Para las élites gobernantes estadounidenses, China es el enemigo supremo y la amenaza para su hegemonía global. Eso se aplica tanto al ala MAGA que apoya a Trump en la Casa Blanca como a los ‘globalistas’ en los círculos del ‘estado profundo’ y ‘neoconservadores’ estadounidenses. La diferencia política es que los trumpistas quieren concentrar el poder estadounidense en el hemisferio occidental con vistas a enfrentarse a China al otro lado del Pacífico, tal como hizo Estados Unidos con Japón en los años 30. Para los MAGA, Europa puede enfrentarse a Rusia y Ucrania por sí sola e Israel puede enfrentarse a Oriente Medio por sí sola.
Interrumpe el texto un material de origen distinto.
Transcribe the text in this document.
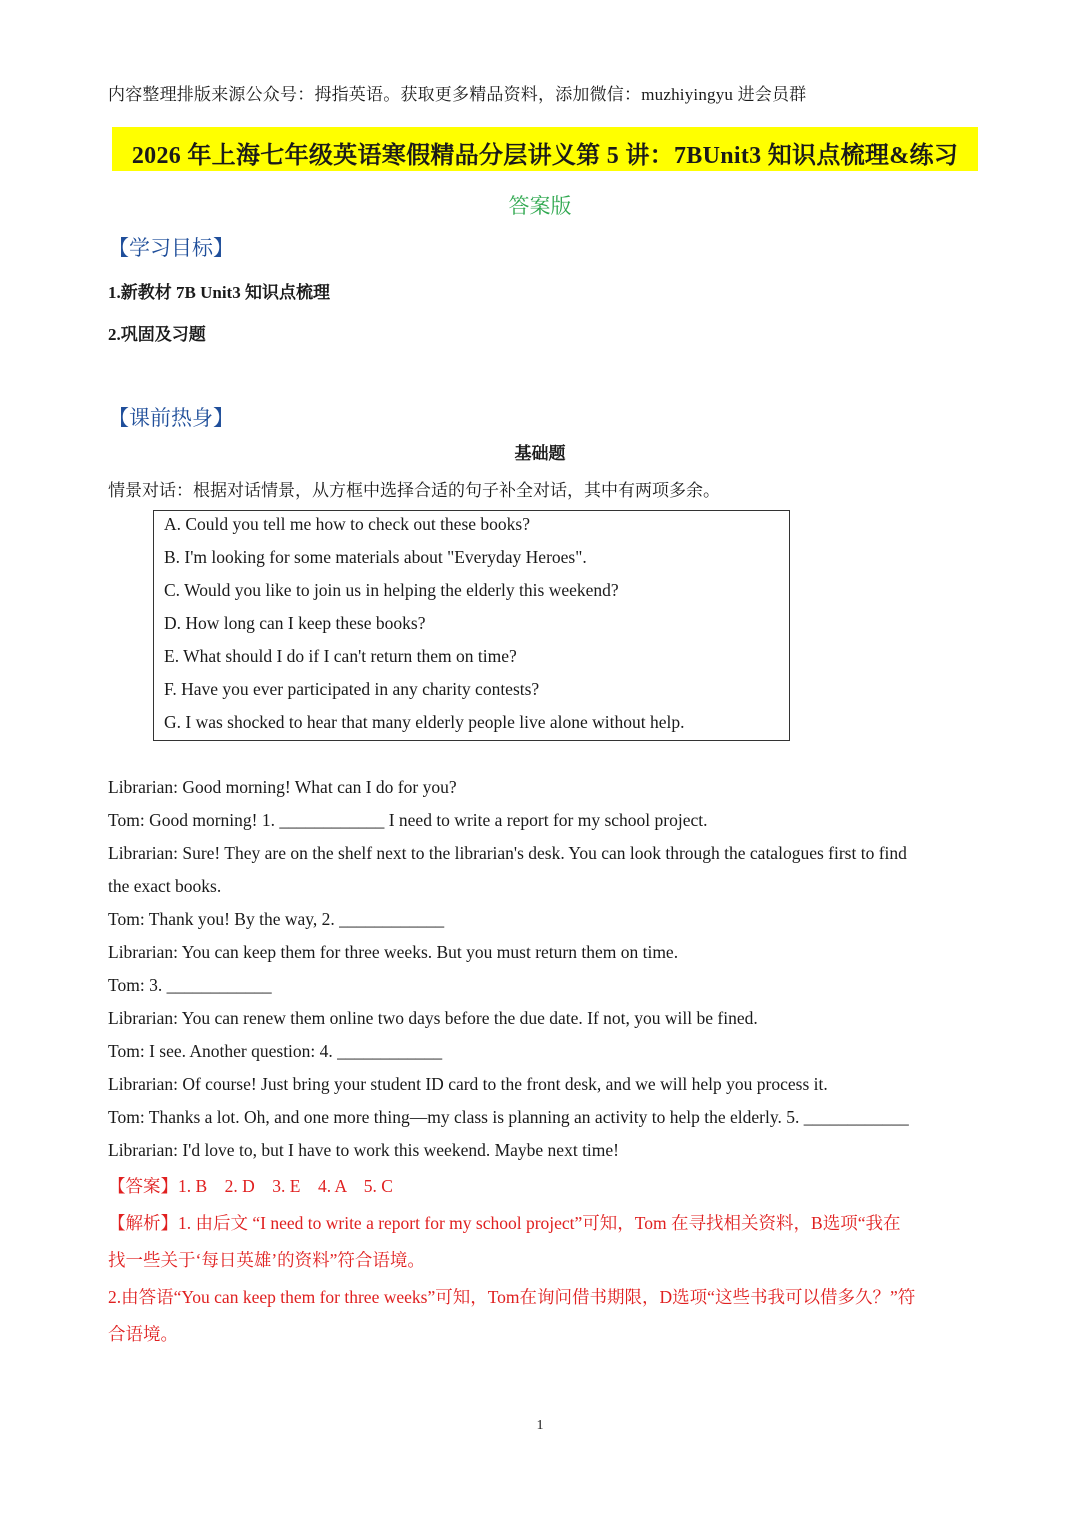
内容整理排版来源公众号：拇指英语。获取更多精品资料，添加微信：muzhiyingyu 进会员群
2026 年上海七年级英语寒假精品分层讲义第 5 讲：7BUnit3 知识点梳理&练习
答案版
【学习目标】
1.新教材 7B Unit3 知识点梳理
2.巩固及习题
【课前热身】
基础题
情景对话：根据对话情景，从方框中选择合适的句子补全对话，其中有两项多余。
A. Could you tell me how to check out these books?
B. I'm looking for some materials about "Everyday Heroes".
C. Would you like to join us in helping the elderly this weekend?
D. How long can I keep these books?
E. What should I do if I can't return them on time?
F. Have you ever participated in any charity contests?
G. I was shocked to hear that many elderly people live alone without help.
Librarian: Good morning! What can I do for you?
Tom: Good morning! 1. ____________ I need to write a report for my school project.
Librarian: Sure! They are on the shelf next to the librarian's desk. You can look through the catalogues first to find
the exact books.
Tom: Thank you! By the way, 2. ____________
Librarian: You can keep them for three weeks. But you must return them on time.
Tom: 3. ____________
Librarian: You can renew them online two days before the due date. If not, you will be fined.
Tom: I see. Another question: 4. ____________
Librarian: Of course! Just bring your student ID card to the front desk, and we will help you process it.
Tom: Thanks a lot. Oh, and one more thing—my class is planning an activity to help the elderly. 5. ____________
Librarian: I'd love to, but I have to work this weekend. Maybe next time!
【答案】1. B    2. D    3. E    4. A    5. C
【解析】1. 由后文 “I need to write a report for my school project”可知，Tom 在寻找相关资料，B选项“我在
找一些关于‘每日英雄’的资料”符合语境。
2.由答语“You can keep them for three weeks”可知，Tom在询问借书期限，D选项“这些书我可以借多久？”符
合语境。
1
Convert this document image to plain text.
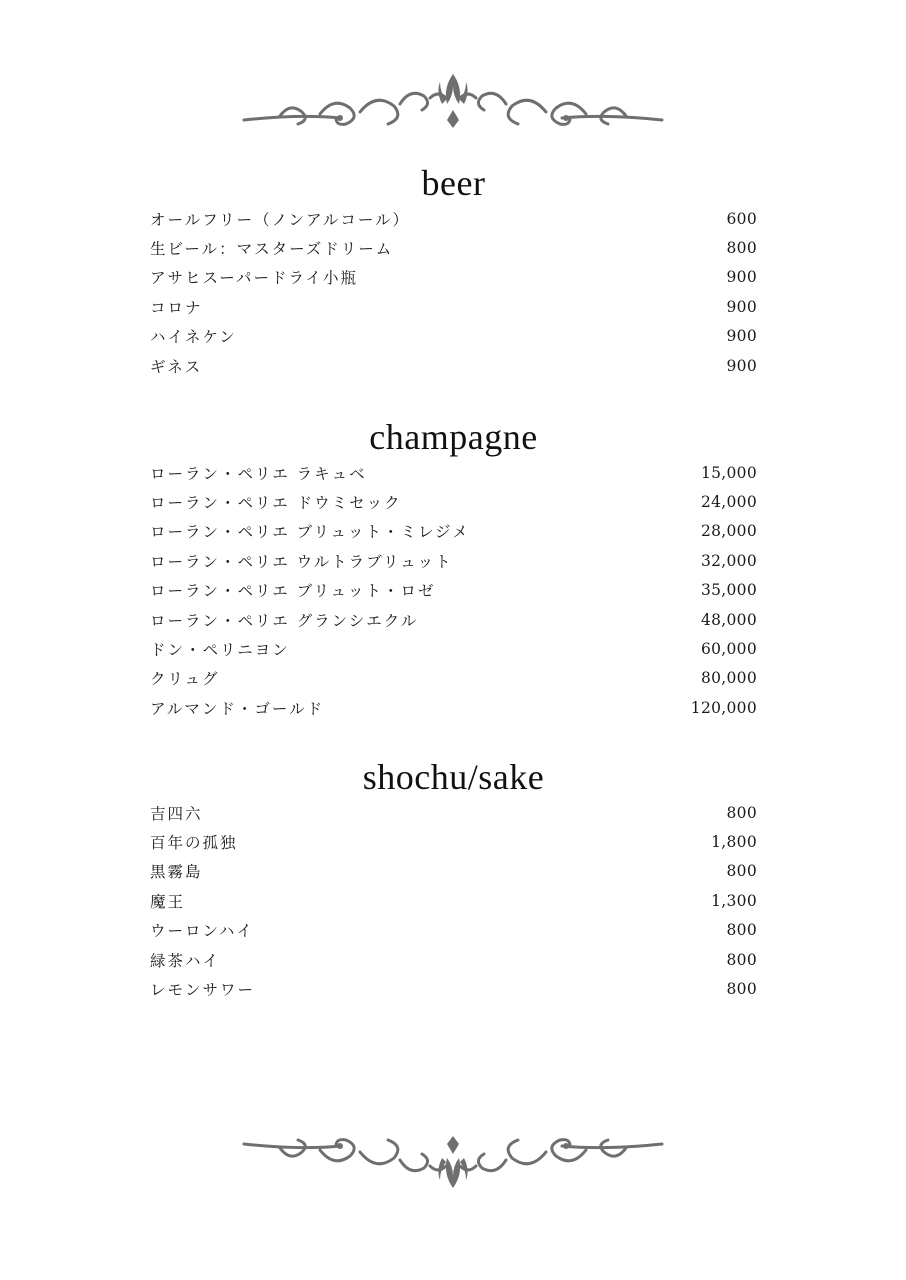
beer
オールフリー（ノンアルコール）	600
生ビール：マスターズドリーム	800
アサヒスーパードライ小瓶	900
コロナ	900
ハイネケン	900
ギネス	900
champagne
ローラン・ペリエ ラキュベ	15,000
ローラン・ペリエ ドウミセック	24,000
ローラン・ペリエ ブリュット・ミレジメ	28,000
ローラン・ペリエ ウルトラブリュット	32,000
ローラン・ペリエ ブリュット・ロゼ	35,000
ローラン・ペリエ グランシエクル	48,000
ドン・ペリニヨン	60,000
クリュグ	80,000
アルマンド・ゴールド	120,000
shochu/sake
吉四六	800
百年の孤独	1,800
黒霧島	800
魔王	1,300
ウーロンハイ	800
緑茶ハイ	800
レモンサワー	800
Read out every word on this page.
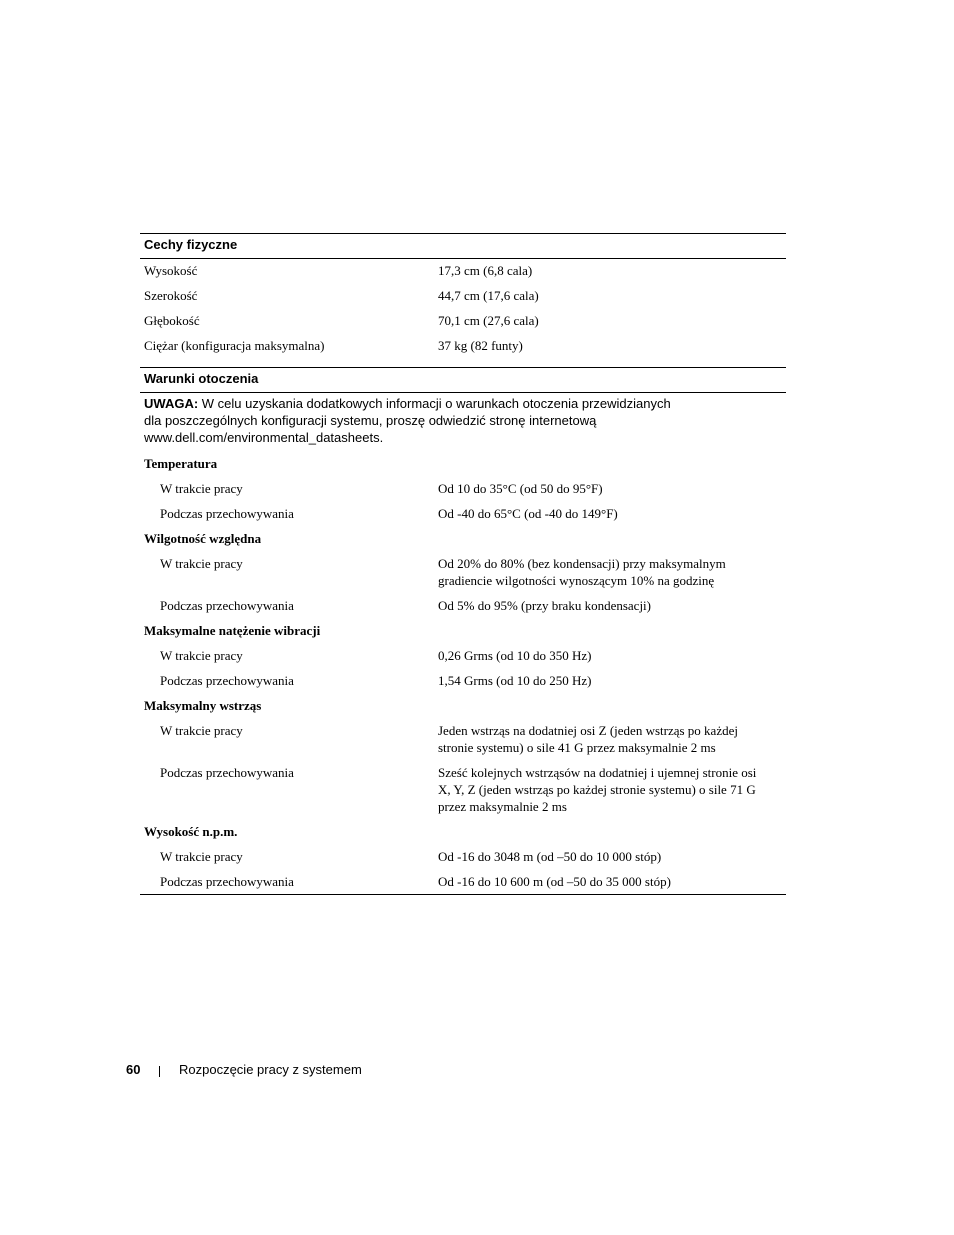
Cechy fizyczne
Wysokość	17,3 cm (6,8 cala)
Szerokość	44,7 cm (17,6 cala)
Głębokość	70,1 cm (27,6 cala)
Ciężar (konfiguracja maksymalna)	37 kg (82 funty)
Warunki otoczenia
UWAGA: W celu uzyskania dodatkowych informacji o warunkach otoczenia przewidzianych
dla poszczególnych konfiguracji systemu, proszę odwiedzić stronę internetową
www.dell.com/environmental_datasheets.
Temperatura
W trakcie pracy	Od 10 do 35°C (od 50 do 95°F)
Podczas przechowywania	Od -40 do 65°C (od -40 do 149°F)
Wilgotność względna
W trakcie pracy	Od 20% do 80% (bez kondensacji) przy maksymalnym
gradiencie wilgotności wynoszącym 10% na godzinę
Podczas przechowywania	Od 5% do 95% (przy braku kondensacji)
Maksymalne natężenie wibracji
W trakcie pracy	0,26 Grms (od 10 do 350 Hz)
Podczas przechowywania	1,54 Grms (od 10 do 250 Hz)
Maksymalny wstrząs
W trakcie pracy	Jeden wstrząs na dodatniej osi Z (jeden wstrząs po każdej
stronie systemu) o sile 41 G przez maksymalnie 2 ms
Podczas przechowywania	Sześć kolejnych wstrząsów na dodatniej i ujemnej stronie osi
X, Y, Z (jeden wstrząs po każdej stronie systemu) o sile 71 G
przez maksymalnie 2 ms
Wysokość n.p.m.
W trakcie pracy	Od -16 do 3048 m (od –50 do 10 000 stóp)
Podczas przechowywania	Od -16 do 10 600 m (od –50 do 35 000 stóp)
60	Rozpoczęcie pracy z systemem
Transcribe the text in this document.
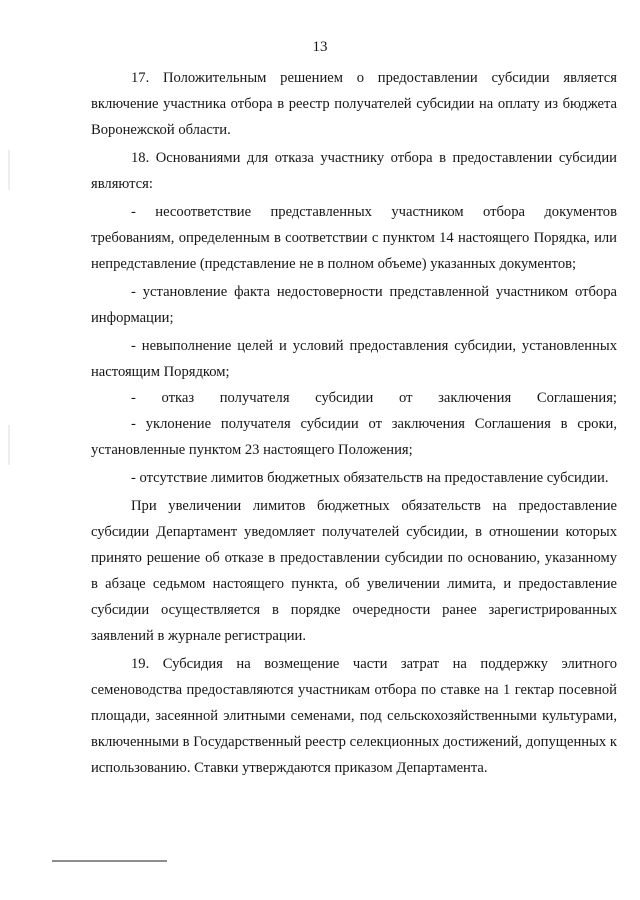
13

17. Положительным решением о предоставлении субсидии является включение участника отбора в реестр получателей субсидии на оплату из бюджета Воронежской области.

18. Основаниями для отказа участнику отбора в предоставлении субсидии являются:

- несоответствие представленных участником отбора документов требованиям, определенным в соответствии с пунктом 14 настоящего Порядка, или непредставление (представление не в полном объеме) указанных документов;

- установление факта недостоверности представленной участником отбора информации;

- невыполнение целей и условий предоставления субсидии, установленных настоящим Порядком;

- отказ получателя субсидии от заключения Соглашения;

- уклонение получателя субсидии от заключения Соглашения в сроки, установленные пунктом 23 настоящего Положения;

- отсутствие лимитов бюджетных обязательств на предоставление субсидии.

При увеличении лимитов бюджетных обязательств на предоставление субсидии Департамент уведомляет получателей субсидии, в отношении которых принято решение об отказе в предоставлении субсидии по основанию, указанному в абзаце седьмом настоящего пункта, об увеличении лимита, и предоставление субсидии осуществляется в порядке очередности ранее зарегистрированных заявлений в журнале регистрации.

19. Субсидия на возмещение части затрат на поддержку элитного семеноводства предоставляются участникам отбора по ставке на 1 гектар посевной площади, засеянной элитными семенами, под сельскохозяйственными культурами, включенными в Государственный реестр селекционных достижений, допущенных к использованию. Ставки утверждаются приказом Департамента.
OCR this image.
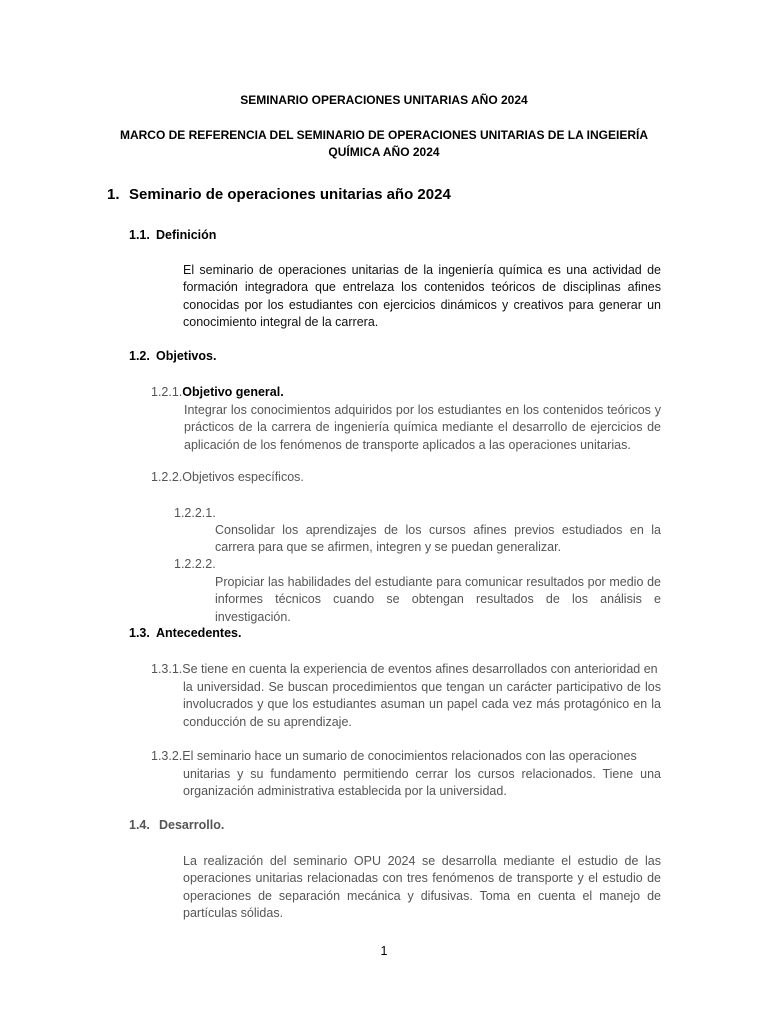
SEMINARIO OPERACIONES UNITARIAS AÑO 2024
MARCO DE REFERENCIA DEL SEMINARIO DE OPERACIONES UNITARIAS DE LA INGEIERÍA
QUÍMICA AÑO 2024
1. Seminario de operaciones unitarias año 2024
1.1. Definición
El seminario de operaciones unitarias de la ingeniería química es una actividad de formación integradora que entrelaza los contenidos teóricos de disciplinas afines conocidas por los estudiantes con ejercicios dinámicos y creativos para generar un conocimiento integral de la carrera.
1.2. Objetivos.
1.2.1.Objetivo general.
Integrar los conocimientos adquiridos por los estudiantes en los contenidos teóricos y prácticos de la carrera de ingeniería química mediante el desarrollo de ejercicios de aplicación de los fenómenos de transporte aplicados a las operaciones unitarias.
1.2.2.Objetivos específicos.
1.2.2.1.
Consolidar los aprendizajes de los cursos afines previos estudiados en la carrera para que se afirmen, integren y se puedan generalizar.
1.2.2.2.
Propiciar las habilidades del estudiante para comunicar resultados por medio de informes técnicos cuando se obtengan resultados de los análisis e investigación.
1.3. Antecedentes.
1.3.1.Se tiene en cuenta la experiencia de eventos afines desarrollados con anterioridad en
la universidad. Se buscan procedimientos que tengan un carácter participativo de los involucrados y que los estudiantes asuman un papel cada vez más protagónico en la conducción de su aprendizaje.
1.3.2.El seminario hace un sumario de conocimientos relacionados con las operaciones
unitarias y su fundamento permitiendo cerrar los cursos relacionados. Tiene una organización administrativa establecida por la universidad.
1.4. Desarrollo.
La realización del seminario OPU 2024 se desarrolla mediante el estudio de las operaciones unitarias relacionadas con tres fenómenos de transporte y el estudio de operaciones de separación mecánica y difusivas. Toma en cuenta el manejo de partículas sólidas.
1
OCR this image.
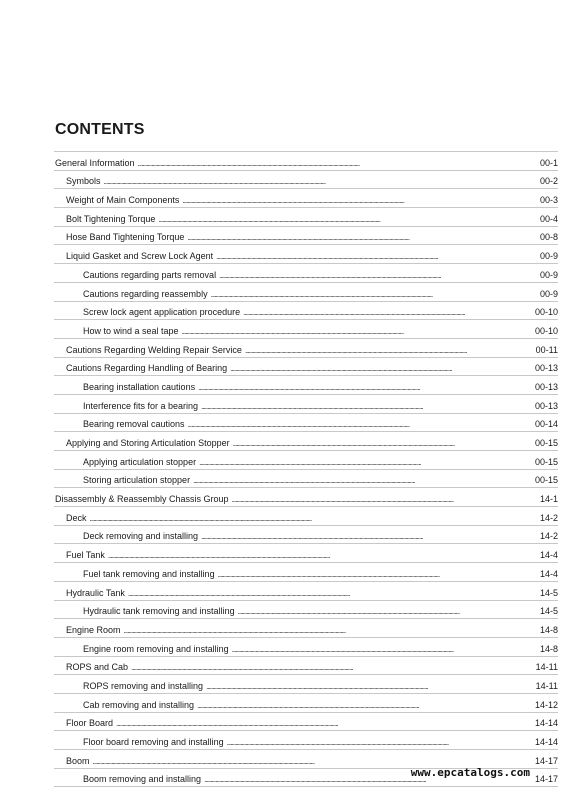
CONTENTS
General Information . . .	00-1
Symbols . . .	00-2
Weight of Main Components . . .	00-3
Bolt Tightening Torque . . .	00-4
Hose Band Tightening Torque . . .	00-8
Liquid Gasket and Screw Lock Agent . . .	00-9
Cautions regarding parts removal . . .	00-9
Cautions regarding reassembly . . .	00-9
Screw lock agent application procedure . . .	00-10
How to wind a seal tape . . .	00-10
Cautions Regarding Welding Repair Service . . .	00-11
Cautions Regarding Handling of Bearing . . .	00-13
Bearing installation cautions . . .	00-13
Interference fits for a bearing . . .	00-13
Bearing removal cautions . . .	00-14
Applying and Storing Articulation Stopper . . .	00-15
Applying articulation stopper . . .	00-15
Storing articulation stopper . . .	00-15
Disassembly & Reassembly Chassis Group . . .	14-1
Deck . . .	14-2
Deck removing and installing . . .	14-2
Fuel Tank . . .	14-4
Fuel tank removing and installing . . .	14-4
Hydraulic Tank . . .	14-5
Hydraulic tank removing and installing . . .	14-5
Engine Room . . .	14-8
Engine room removing and installing . . .	14-8
ROPS and Cab . . .	14-11
ROPS removing and installing . . .	14-11
Cab removing and installing . . .	14-12
Floor Board . . .	14-14
Floor board removing and installing . . .	14-14
Boom . . .	14-17
Boom removing and installing . . .	14-17

www.epcatalogs.com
Los globalistas, por otro lado, aún tienen serias ambiciones de dominar a nivel global. Quieren que la guerra con Rusia continúe hasta que Rusia caiga de rodillas y haya un ‘cambio de régimen’; y pretenden apoyar a Israel y participar militarmente hasta que caiga el régimen iraní. Trump vacila entre ambas políticas, inclinándose actualmente hacia los globalistas en lugar de Irán. Pero ambos sectores están de acuerdo: China debe ser finalmente ‘tratada’; debe debilitarse económicamente y finalmente obligarse a aceptar las políticas y el control occidentales.

Este es el contexto de los continuos ataques económicos contra China. Los economistas convencionales de Estados Unidos, Europa y Japón (junto con los ‘expertos’ chinos emigrados) mantienen una crítica implacable a China, casi nunca sobre su máquina estatal autocrática y antidemocrática (al fin y al cabo, ‘democracia’ es una descripción bastante amplia del Estado y las instituciones políticas de EE. UU. y Europa). No, no es eso; es que la economía china está arruinando el resto de las economías del mundo.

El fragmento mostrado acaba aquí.